Chad (holding up a shirt): When was the last time you wore this?
Me: Work Christmas party, 2008.
Chad: Then why is it still here?
Me: Well I couldn’t wear it last year because I was still trying to lose baby weight, but maybe this year I will.
He gives me the worlds most skeptical look and I snatch it out of his hands and hang it back up. I know I’m not going to wear the shirt next Christmas. But I Just. Can’t. Let it go. We go through this exercise with a few more pieces before he gives up.
Eventually, the breakdown comes and he finds me crying on the floor of my closet, wondering what the hell just happened. Why did the idea of boxing up these shirts from Christmas parties past, these suit jackets that I never loved wearing in the first place, these sequined tops from clubs I hated going to fill me with such a panic?
The answer was so idiotically obvious, yet it made it no easier to accept. I wasn’t getting rid of the clothes, I was officially throwing in the towel on that life.
Intellectually, I know we don’t go to as many parties anymore, and the ones we do go to generally have some sort of an animal or cartoon based theme. I don’t think I miss it, but maybe it’s a sign that I need to make it a point to try to have more grown up nights out with my husband. I know I don’t go to an office everyday, and I rarely have to pull off a “professional” look.
We talked about my reaction as perhaps being a sign that I don’t really want to be a stay at home Mom. I know in my heart I do, so it’s not the actual going to work, but I think it’s the respect that comes at work that doesn’t exist in my current life. Not to say that my husband doesn’t respect me and what I do, he does, but to get that from other people, to be recognized for achievements is definitely lacking.

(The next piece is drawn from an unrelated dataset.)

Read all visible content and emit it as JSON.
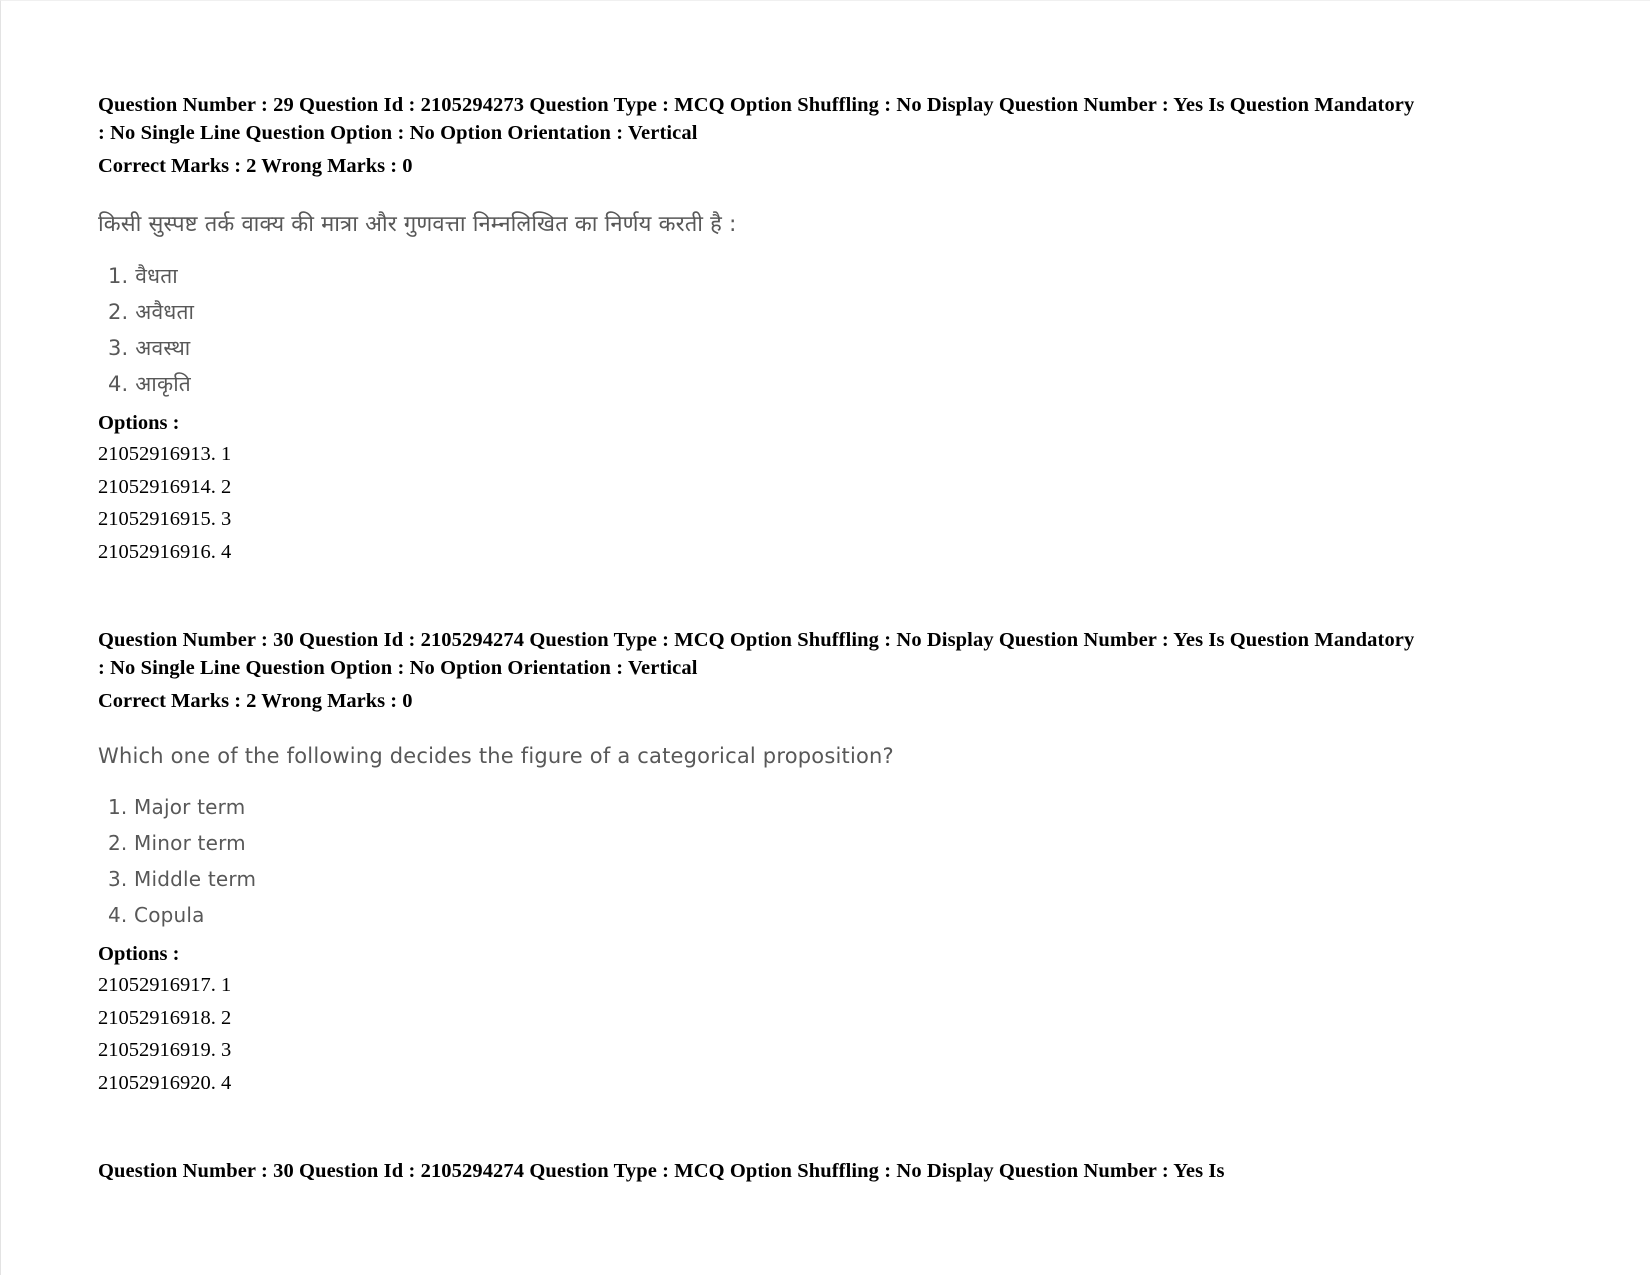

And sequins, oh the sequins. Look, perhaps most of all I do NOT miss being in a club. I don’t miss someone pushing on me to dance or yelling at me over loud music and cheap drinks. But maybe I miss the getting dressed up and feeling attractive. Sexiness is in short supply around here, but nothing hanging in my closet was going to change that. Especially not if I didn’t ever put it on.
The change had to start with me.
Because it wasn’t about the clothes. So I started boxing. I boxed up the suits. I put away the cocktail dresses. I packaged the shirts made for strapless bras and two sided tape. I couldn’t quite get rid of it all, but I boxed it away and to keep in the garage. Just in case.
And as I looked at that box that held my past, I grieved a little. But I also was able to finally let go. And to see that my life now didn’t have to lack respect and sexiness and confidence. It was all within my reach, I just had to be assertive enough to make it happen. Even in leggings.